Outdoor Application Instructions
Step 1: Ticks hitch a ride with animals and rodents so be sure to mark locations where you may have seen rodents or animals like deer, rabbits, or squirrels. These locations could be buildings next to your home, groups of trees, piles of wood, compost piles, sheds, barns, unattached garage, and anything else you built around your home. You may want to clean these areas if they have any debris. If you find holes or indentations in the ground, fill them back in. Level them off with your yard grounds. Like you see below, unstack and restack your wood to free any ticks in the woodpile.
Step 2: Leaf litter you find during the beginning is a hot spot for tick activity and let me tell you, they love to hang out at this location. Be sure you rake up all that dead leaf material and dispose of it well away from your home and yard. Keep the ticks from mating and increasing the population. Keep your grass cut and trim those hedge bushes to keep them away from there also.
Step 3: Leaf litter you find during the beginning of the warm season is a hot spot for tick activity and let me tell you, they love to hang out at this location. Be sure you rake up all that dead leaf material and dispose of it well away from your home and yard. Keep the ticks from mating and increasing the population. Keep your grass cut and trim those hedge bushes to keep them away from there also.
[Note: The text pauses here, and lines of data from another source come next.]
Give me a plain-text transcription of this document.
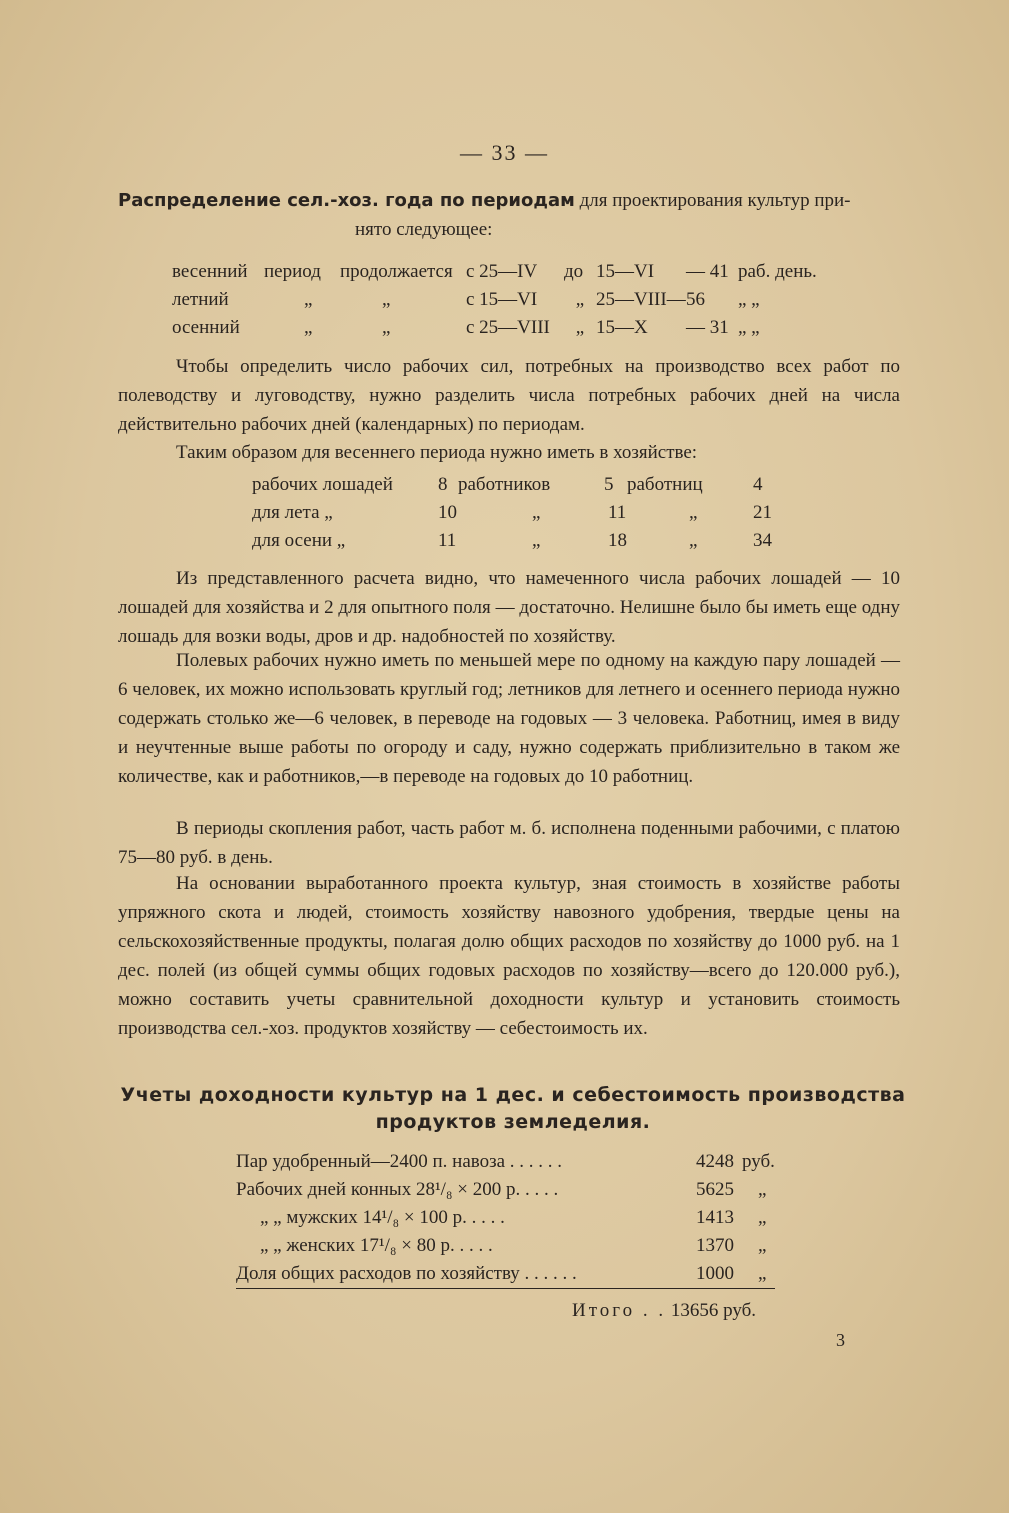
— 33 —
Распределение сел.-хоз. года по периодам для проектирования культур при-
нято следующее:
весенний	период	продолжается	с 25—IV	до	15—VI	— 41	раб. день.
летний	„	„	с 15—VI	„	25—VIII—	56	„ „
осенний	„	„	с 25—VIII	„	15—X	— 31	„ „

Чтобы определить число рабочих сил, потребных на производство всех работ по полеводству и луговодству, нужно разделить числа потребных рабочих дней на числа действительно рабочих дней (календарных) по периодам.

Таким образом для весеннего периода нужно иметь в хозяйстве:

рабочих лошадей	8	работников	5	работниц	4
для лета „	10	„	11	„	21
для осени „	11	„	18	„	34

Из представленного расчета видно, что намеченного числа рабочих лошадей — 10 лошадей для хозяйства и 2 для опытного поля — достаточно. Нелишне было бы иметь еще одну лошадь для возки воды, дров и др. надобностей по хозяйству.

Полевых рабочих нужно иметь по меньшей мере по одному на каждую пару лошадей — 6 человек, их можно использовать круглый год; летников для летнего и осеннего периода нужно содержать столько же—6 человек, в переводе на годовых — 3 человека. Работниц, имея в виду и неучтенные выше работы по огороду и саду, нужно содержать приблизительно в таком же количестве, как и работников,—в переводе на годовых до 10 работниц.

В периоды скопления работ, часть работ м. б. исполнена поденными рабочими, с платою 75—80 руб. в день.

На основании выработанного проекта культур, зная стоимость в хозяйстве работы упряжного скота и людей, стоимость хозяйству навозного удобрения, твердые цены на сельскохозяйственные продукты, полагая долю общих расходов по хозяйству до 1000 руб. на 1 дес. полей (из общей суммы общих годовых расходов по хозяйству—всего до 120.000 руб.), можно составить учеты сравнительной доходности культур и установить стоимость производства сел.-хоз. продуктов хозяйству — себестоимость их.

Учеты доходности культур на 1 дес. и себестоимость производства
продуктов земледелия.
Пар удобренный—2400 п. навоза . . . . . .	4248	руб.
Рабочих дней конных 28¹/₈ × 200 р. . . . .	5625	„
„ „ мужских 14¹/₈ × 100 р. . . . .	1413	„
„ „ женских 17¹/₈ × 80 р. . . . .	1370	„
Доля общих расходов по хозяйству . . . . . .	1000	„
Итого . . 13656 руб.
3
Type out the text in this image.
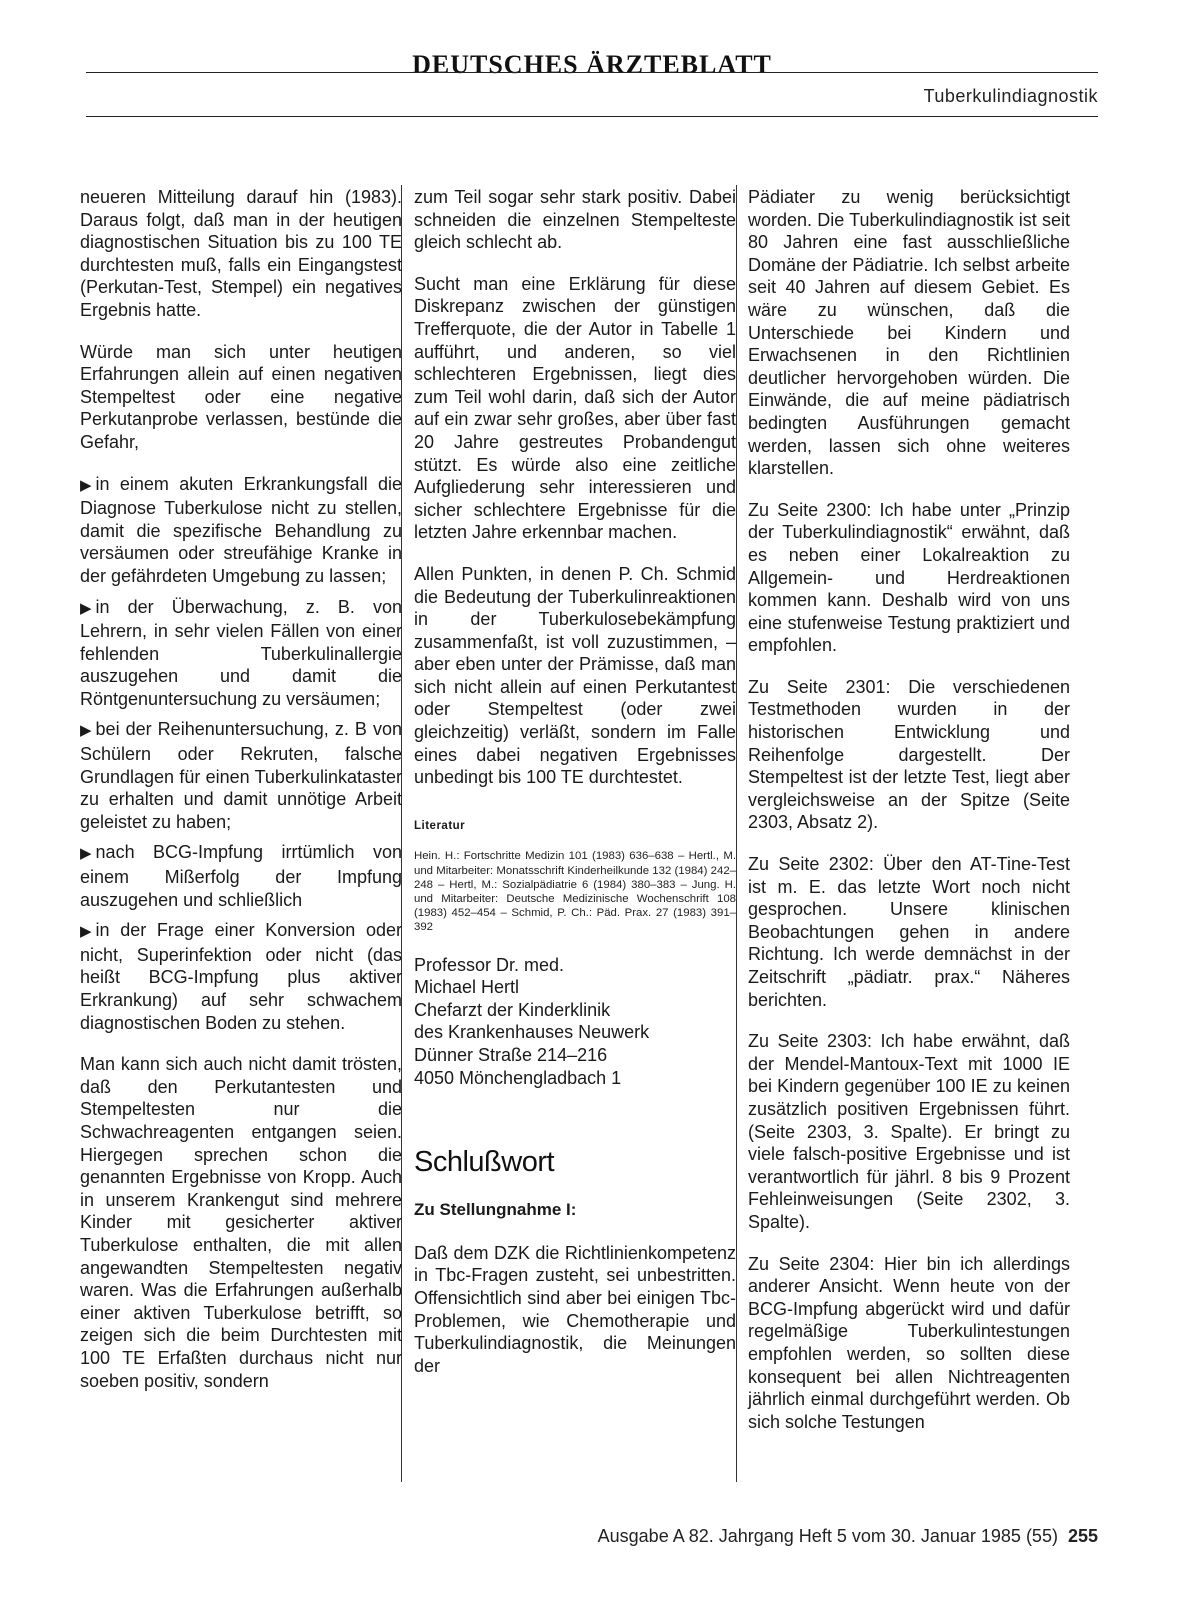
DEUTSCHES ÄRZTEBLATT
Tuberkulindiagnostik

neueren Mitteilung darauf hin (1983). Daraus folgt, daß man in der heutigen diagnostischen Situation bis zu 100 TE durchtesten muß, falls ein Eingangstest (Perkutan-Test, Stempel) ein negatives Ergebnis hatte.

Würde man sich unter heutigen Erfahrungen allein auf einen negativen Stempeltest oder eine negative Perkutanprobe verlassen, bestünde die Gefahr,

▶ in einem akuten Erkrankungsfall die Diagnose Tuberkulose nicht zu stellen, damit die spezifische Behandlung zu versäumen oder streufähige Kranke in der gefährdeten Umgebung zu lassen;

▶ in der Überwachung, z. B. von Lehrern, in sehr vielen Fällen von einer fehlenden Tuberkulinallergie auszugehen und damit die Röntgenuntersuchung zu versäumen;

▶ bei der Reihenuntersuchung, z. B von Schülern oder Rekruten, falsche Grundlagen für einen Tuberkulinkataster zu erhalten und damit unnötige Arbeit geleistet zu haben;

▶ nach BCG-Impfung irrtümlich von einem Mißerfolg der Impfung auszugehen und schließlich

▶ in der Frage einer Konversion oder nicht, Superinfektion oder nicht (das heißt BCG-Impfung plus aktiver Erkrankung) auf sehr schwachem diagnostischen Boden zu stehen.

Man kann sich auch nicht damit trösten, daß den Perkutantesten und Stempeltesten nur die Schwachreagenten entgangen seien. Hiergegen sprechen schon die genannten Ergebnisse von Kropp. Auch in unserem Krankengut sind mehrere Kinder mit gesicherter aktiver Tuberkulose enthalten, die mit allen angewandten Stempeltesten negativ waren. Was die Erfahrungen außerhalb einer aktiven Tuberkulose betrifft, so zeigen sich die beim Durchtesten mit 100 TE Erfaßten durchaus nicht nur soeben positiv, sondern

zum Teil sogar sehr stark positiv. Dabei schneiden die einzelnen Stempelteste gleich schlecht ab.

Sucht man eine Erklärung für diese Diskrepanz zwischen der günstigen Trefferquote, die der Autor in Tabelle 1 aufführt, und anderen, so viel schlechteren Ergebnissen, liegt dies zum Teil wohl darin, daß sich der Autor auf ein zwar sehr großes, aber über fast 20 Jahre gestreutes Probandengut stützt. Es würde also eine zeitliche Aufgliederung sehr interessieren und sicher schlechtere Ergebnisse für die letzten Jahre erkennbar machen.

Allen Punkten, in denen P. Ch. Schmid die Bedeutung der Tuberkulinreaktionen in der Tuberkulosebekämpfung zusammenfaßt, ist voll zuzustimmen, – aber eben unter der Prämisse, daß man sich nicht allein auf einen Perkutantest oder Stempeltest (oder zwei gleichzeitig) verläßt, sondern im Falle eines dabei negativen Ergebnisses unbedingt bis 100 TE durchtestet.

Literatur

Hein. H.: Fortschritte Medizin 101 (1983) 636–638 – Hertl., M. und Mitarbeiter: Monatsschrift Kinderheilkunde 132 (1984) 242–248 – Hertl, M.: Sozialpädiatrie 6 (1984) 380–383 – Jung. H. und Mitarbeiter: Deutsche Medizinische Wochenschrift 108 (1983) 452–454 – Schmid, P. Ch.: Päd. Prax. 27 (1983) 391–392

Professor Dr. med.
Michael Hertl
Chefarzt der Kinderklinik
des Krankenhauses Neuwerk
Dünner Straße 214–216
4050 Mönchengladbach 1
Schlußwort
Zu Stellungnahme I:

Daß dem DZK die Richtlinienkompetenz in Tbc-Fragen zusteht, sei unbestritten. Offensichtlich sind aber bei einigen Tbc-Problemen, wie Chemotherapie und Tuberkulindiagnostik, die Meinungen der

Pädiater zu wenig berücksichtigt worden. Die Tuberkulindiagnostik ist seit 80 Jahren eine fast ausschließliche Domäne der Pädiatrie. Ich selbst arbeite seit 40 Jahren auf diesem Gebiet. Es wäre zu wünschen, daß die Unterschiede bei Kindern und Erwachsenen in den Richtlinien deutlicher hervorgehoben würden. Die Einwände, die auf meine pädiatrisch bedingten Ausführungen gemacht werden, lassen sich ohne weiteres klarstellen.

Zu Seite 2300: Ich habe unter „Prinzip der Tuberkulindiagnostik“ erwähnt, daß es neben einer Lokalreaktion zu Allgemein- und Herdreaktionen kommen kann. Deshalb wird von uns eine stufenweise Testung praktiziert und empfohlen.

Zu Seite 2301: Die verschiedenen Testmethoden wurden in der historischen Entwicklung und Reihenfolge dargestellt. Der Stempeltest ist der letzte Test, liegt aber vergleichsweise an der Spitze (Seite 2303, Absatz 2).

Zu Seite 2302: Über den AT-Tine-Test ist m. E. das letzte Wort noch nicht gesprochen. Unsere klinischen Beobachtungen gehen in andere Richtung. Ich werde demnächst in der Zeitschrift „pädiatr. prax.“ Näheres berichten.

Zu Seite 2303: Ich habe erwähnt, daß der Mendel-Mantoux-Text mit 1000 IE bei Kindern gegenüber 100 IE zu keinen zusätzlich positiven Ergebnissen führt. (Seite 2303, 3. Spalte). Er bringt zu viele falsch-positive Ergebnisse und ist verantwortlich für jährl. 8 bis 9 Prozent Fehleinweisungen (Seite 2302, 3. Spalte).

Zu Seite 2304: Hier bin ich allerdings anderer Ansicht. Wenn heute von der BCG-Impfung abgerückt wird und dafür regelmäßige Tuberkulintestungen empfohlen werden, so sollten diese konsequent bei allen Nichtreagenten jährlich einmal durchgeführt werden. Ob sich solche Testungen

Ausgabe A 82. Jahrgang Heft 5 vom 30. Januar 1985 (55) 255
Step 4: According to the CDC, it is very wise to form a 3-foot wide barrier of wood chips or gravel between lawns and wooded areas (Groups of trees) to diminish tick migration into your area. Be sure to cut your lawn regularly and keep any swing sets, decks, or patios as far away from the edge of the trees or wooded area as possible. At least 8 feet away! Construct a fence around your property to keep out unwanted rodents from populating in your yard and increasing tick populations. Also clean trash, compost piles, and undisturbed areas. Keep rodents from nesting and giving you a tick headache!
Step 5: Be sure to apply diatomaceous earth to the outside foundation of your home, any unattached buildings, and around wood piles, compost piles, and anything that is considered clutter that you are not able to move off your property. Apply a light and visible application to your pets fur coat and skin is a wise idea also. Do this 1-2 times a month during tick season and every time a rain washes the application away.